Allerdings gibt aber auch liebe Gewohnheiten, an denen ich festhalten möchte. Wichtig bei Gewohnheiten ist, sie sich hin und wieder bewusst zu machen, zu erspüren, ob sie wirklich noch wohltuend sind oder ob sie doch möglicherweise einem anstehenden Übergang im Wege stehen und hemmen. Und dann ist es an der Zeit eine Veränderung herbeizuführen. Und zwar durch eine bewusste Entscheidung. Eine Hilfe ist uns dabei unsere innere Stimme. Ihr sollten wir vertrauen und auf sie hören. Oft weis unsere Intuition und unser Gefühl schon lange vor unserem Alltagsbewusstsein, ob wir noch auf dem richtigen Weg sind. Unser Herz erkennt untrüglich, wann es Zeit ist auf dem Lebensweg weiter voranzuschreiten und das bisherige Lernfeld zu verlassen.

Das weckt bei nicht wenigen Menschen diffuse Ängste. Das Wohnen im Altbekannten und sei es noch so wenig hilfreich, scheint sicherer als unbekannte Gebiete zu erkunden.

Eigene Erfahrungen und Beobachtungen in meinem Umfeld haben mich zu der Erkenntnis gebracht, dass das Ignorieren der inneren Stimme und die Weigerung neue Abschnitte in das Leben einzulassen, zu Stagnation und einem vagen Gefühl des Unzufriedenseins oder einer Unruhe führen können. Im schlimmsten Fall zwingt das Leben selbst uns durch Krankheit, Unfall oder auch Missstimmungen im zwischenmenschlichen Bereich dazu, ungute Gewohnheiten zu beenden oder neu zu überdenken und den bislang eingeschlagenen Weg zu korrigieren.

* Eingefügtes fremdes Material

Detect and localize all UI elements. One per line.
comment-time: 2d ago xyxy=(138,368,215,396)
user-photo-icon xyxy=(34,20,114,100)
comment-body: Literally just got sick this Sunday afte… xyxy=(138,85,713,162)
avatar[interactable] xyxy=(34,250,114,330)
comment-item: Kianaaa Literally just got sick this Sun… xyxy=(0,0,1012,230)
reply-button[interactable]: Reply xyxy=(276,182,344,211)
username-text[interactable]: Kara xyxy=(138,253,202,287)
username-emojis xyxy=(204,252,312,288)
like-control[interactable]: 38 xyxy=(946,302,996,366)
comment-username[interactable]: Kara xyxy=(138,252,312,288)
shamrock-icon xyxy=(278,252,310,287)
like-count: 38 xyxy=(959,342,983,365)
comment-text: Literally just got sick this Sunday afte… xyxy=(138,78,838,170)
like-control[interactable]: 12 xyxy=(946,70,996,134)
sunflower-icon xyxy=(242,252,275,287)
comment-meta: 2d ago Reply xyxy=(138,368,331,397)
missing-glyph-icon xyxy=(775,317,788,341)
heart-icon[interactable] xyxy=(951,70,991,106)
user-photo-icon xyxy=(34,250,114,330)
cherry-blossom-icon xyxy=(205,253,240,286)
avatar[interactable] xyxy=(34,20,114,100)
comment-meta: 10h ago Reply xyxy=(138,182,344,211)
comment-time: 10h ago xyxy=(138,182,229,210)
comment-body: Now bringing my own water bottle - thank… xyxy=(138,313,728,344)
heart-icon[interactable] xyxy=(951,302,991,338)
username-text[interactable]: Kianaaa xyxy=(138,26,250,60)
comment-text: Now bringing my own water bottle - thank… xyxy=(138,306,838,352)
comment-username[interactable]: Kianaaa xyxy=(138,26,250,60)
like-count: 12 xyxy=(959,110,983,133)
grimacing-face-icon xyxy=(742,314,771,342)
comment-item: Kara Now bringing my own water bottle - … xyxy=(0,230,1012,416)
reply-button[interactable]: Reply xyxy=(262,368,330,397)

Wieviel besser ist es da doch, beizeiten selbst die Entscheidung herbeizuführen, sich dem Wandel des Lebens hinzugeben und zu versuchen seine eigene, ganz individuelle Lernaufgabe zu finden und sich ihr zu stellen. Vielleicht kann man es mit einer Abenteuerreise vergleichen. Den Kompass für die richtige Richtung tragen wir in uns. Denn sind wir in Übereinstimmung mit ethisch-moralischen Grundwerten und unserm inneren Wissen über Gut und Böse, kann keine Orientierungslosigkeit uns schrecken.

Ein Merkmal einer guten Gewohnheit ist, dass sie den Menschen merklich und wahrnehmbar in seiner Entwicklung voranbringt. Sie fühlt sich leicht und lustvoll an. Vielleicht erntet man sogar Komplimente, ganz sicher aber gibt sie ein gutes Gefühl, weil man nicht mehr unreflektiert alten Mustern entspricht, sondern selbst-bewusst seinen eigenen Weg geht.

Der Weg ist ganz einfach. Er beginnt mit dem ersten Schritt.

Und jedem Anfang wohnt ein Zauber inne,
Der uns beschützt und der uns hilft, zu leben.